Der “Thora-Mantel”, der die Rolle umhüllt, wurde eigens in Israel gefertigt, die Beschriftung auf der Außenseite ist dem Gedenken an die Opfer der Shoa gewidmet. Auch die Ausstattung für den Raum mit seinen 16 Sitzplätzen kommt aus Israel, von einem Kibbuzbetrieb, der weltweit schon weit über 5000 Synagogen ausstattete. Finanziert wurde all das laut Klinik durch ihren Förderverein, private Spenden sowie Fördermitteln der Staatskanzlei.
Koschere Küche kann Profit bringen
Bei Bedarf werde es in den Bettenhaus künftig Gottesdienste und Gebete geben, nicht nur am Shabbat, erläutert Ehrenberg. “Und manchmal wollen sich Patienten dort einfach nur aufhalten, im Talmud lesen und zur Ruhe kommen.” Der Rabbiner, 1950 in Jerusalem geboren, sagt, eine koschere Küche sei so wichtig für jüdische Patienten. Ehrenberg sieht, ausdrücklicher als Thies, durchaus dafür einen Markt: “Das kann einen Profit bringen für das Krankenhaus, wenn man entsprechend wirbt. Ja, es kann über Deutschland hinaus bekannt werden.”

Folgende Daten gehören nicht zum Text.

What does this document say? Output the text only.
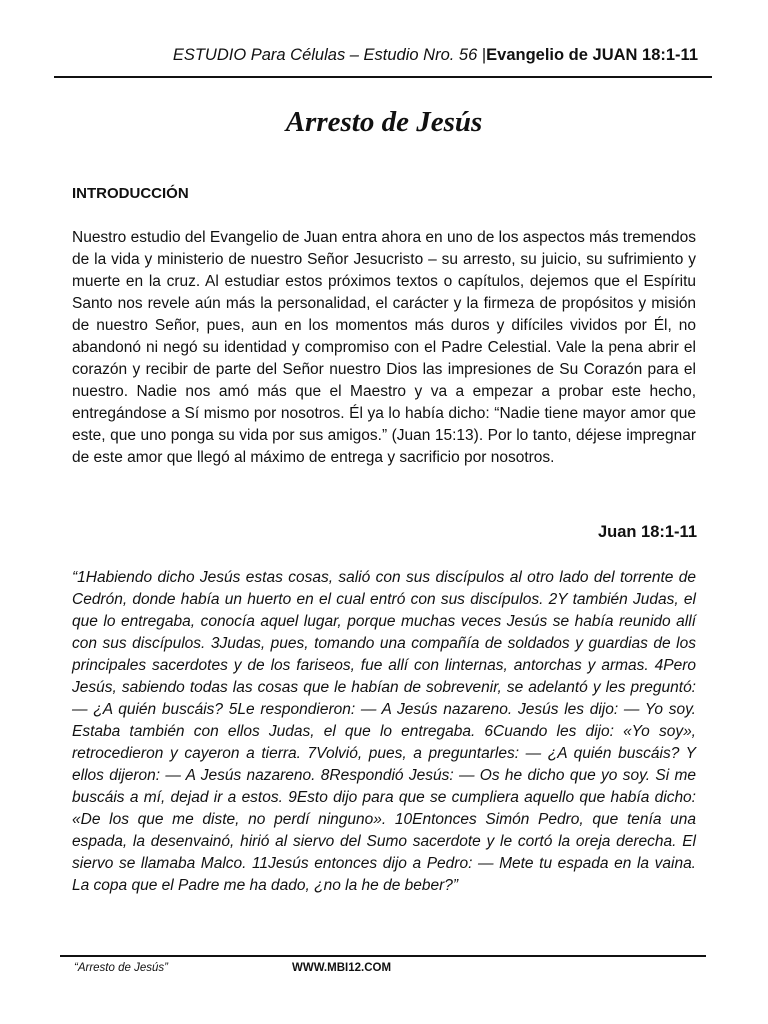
ESTUDIO Para Células – Estudio Nro. 56 |Evangelio de JUAN 18:1-11
Arresto de Jesús
INTRODUCCIÓN
Nuestro estudio del Evangelio de Juan entra ahora en uno de los aspectos más tremendos de la vida y ministerio de nuestro Señor Jesucristo – su arresto, su juicio, su sufrimiento y muerte en la cruz. Al estudiar estos próximos textos o capítulos, dejemos que el Espíritu Santo nos revele aún más la personalidad, el carácter y la firmeza de propósitos y misión de nuestro Señor, pues, aun en los momentos más duros y difíciles vividos por Él, no abandonó ni negó su identidad y compromiso con el Padre Celestial. Vale la pena abrir el corazón y recibir de parte del Señor nuestro Dios las impresiones de Su Corazón para el nuestro. Nadie nos amó más que el Maestro y va a empezar a probar este hecho, entregándose a Sí mismo por nosotros. Él ya lo había dicho: “Nadie tiene mayor amor que este, que uno ponga su vida por sus amigos.” (Juan 15:13). Por lo tanto, déjese impregnar de este amor que llegó al máximo de entrega y sacrificio por nosotros.
Juan 18:1-11
“1Habiendo dicho Jesús estas cosas, salió con sus discípulos al otro lado del torrente de Cedrón, donde había un huerto en el cual entró con sus discípulos. 2Y también Judas, el que lo entregaba, conocía aquel lugar, porque muchas veces Jesús se había reunido allí con sus discípulos. 3Judas, pues, tomando una compañía de soldados y guardias de los principales sacerdotes y de los fariseos, fue allí con linternas, antorchas y armas. 4Pero Jesús, sabiendo todas las cosas que le habían de sobrevenir, se adelantó y les preguntó: — ¿A quién buscáis? 5Le respondieron: — A Jesús nazareno. Jesús les dijo: — Yo soy. Estaba también con ellos Judas, el que lo entregaba. 6Cuando les dijo: «Yo soy», retrocedieron y cayeron a tierra. 7Volvió, pues, a preguntarles: — ¿A quién buscáis? Y ellos dijeron: — A Jesús nazareno. 8Respondió Jesús: — Os he dicho que yo soy. Si me buscáis a mí, dejad ir a estos. 9Esto dijo para que se cumpliera aquello que había dicho: «De los que me diste, no perdí ninguno». 10Entonces Simón Pedro, que tenía una espada, la desenvainó, hirió al siervo del Sumo sacerdote y le cortó la oreja derecha. El siervo se llamaba Malco. 11Jesús entonces dijo a Pedro: — Mete tu espada en la vaina. La copa que el Padre me ha dado, ¿no la he de beber?”
“Arresto de Jesús”	WWW.MBI12.COM
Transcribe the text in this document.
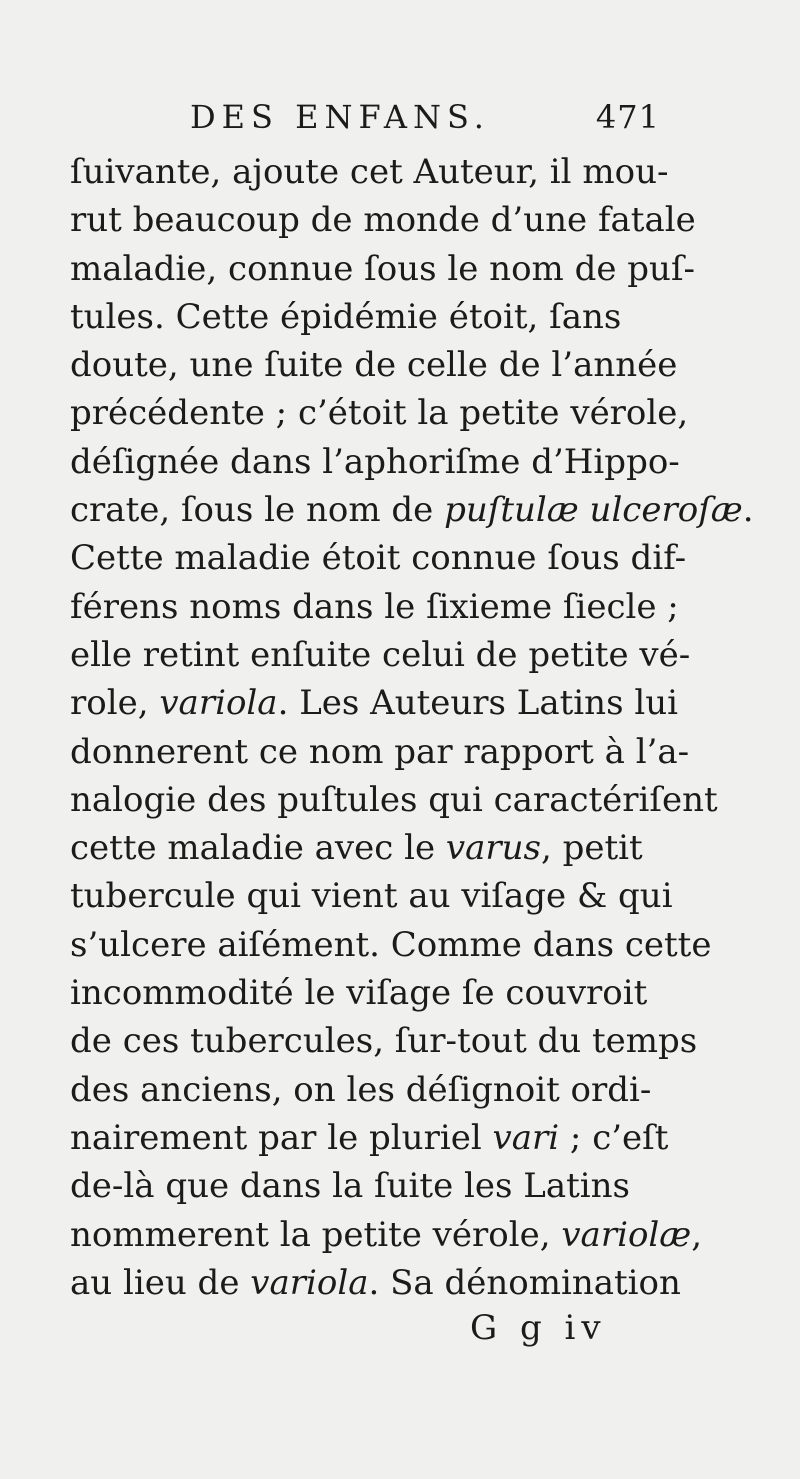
DES ENFANS.	471
ſuivante, ajoute cet Auteur, il mou-
rut beaucoup de monde d’une fatale
maladie, connue ſous le nom de puſ-
tules. Cette épidémie étoit, ſans
doute, une ſuite de celle de l’année
précédente ; c’étoit la petite vérole,
déſignée dans l’aphoriſme d’Hippo-
crate, ſous le nom de puſtulæ ulceroſæ.
Cette maladie étoit connue ſous dif-
férens noms dans le ſixieme ſiecle ;
elle retint enſuite celui de petite vé-
role, variola. Les Auteurs Latins lui
donnerent ce nom par rapport à l’a-
nalogie des puſtules qui caractériſent
cette maladie avec le varus, petit
tubercule qui vient au viſage & qui
s’ulcere aiſément. Comme dans cette
incommodité le viſage ſe couvroit
de ces tubercules, ſur-tout du temps
des anciens, on les déſignoit ordi-
nairement par le pluriel vari ; c’eſt
de-là que dans la ſuite les Latins
nommerent la petite vérole, variolæ,
au lieu de variola. Sa dénomination
G g iv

Und Ehrenberg kommt im Gespräch von sich aus auf die Person des Klinik-Geschäftsführers. Wie wunderbar es sei, dass Thies, in der damaligen DDR geboren und christlich getauft, von seinen Eltern diesen Namen “David-Ruben” bekommen habe. “Sein Vater”, sagt der Rabbiner, “wollte mit diesem Namen seinem Sohn diese Liebe gegen jeden Antisemitismus mitgeben.”
Eine Woche nach der Einweihung der Synagoge werden sich Knobloch, Thies und der Rabbiner wiedersehen. Dann tagt in München die Vollversammlung der Europäischen Rabbiner-Konferenz (CER) mit hunderten orthodoxen Rabbinern. Ehrenberg gehört dem Ständigen Ausschuss der Konferenz an. Bei dem CER-Treffen wird Thies auch die Synagoge seiner Klinik und die koschere Küche vorstellen.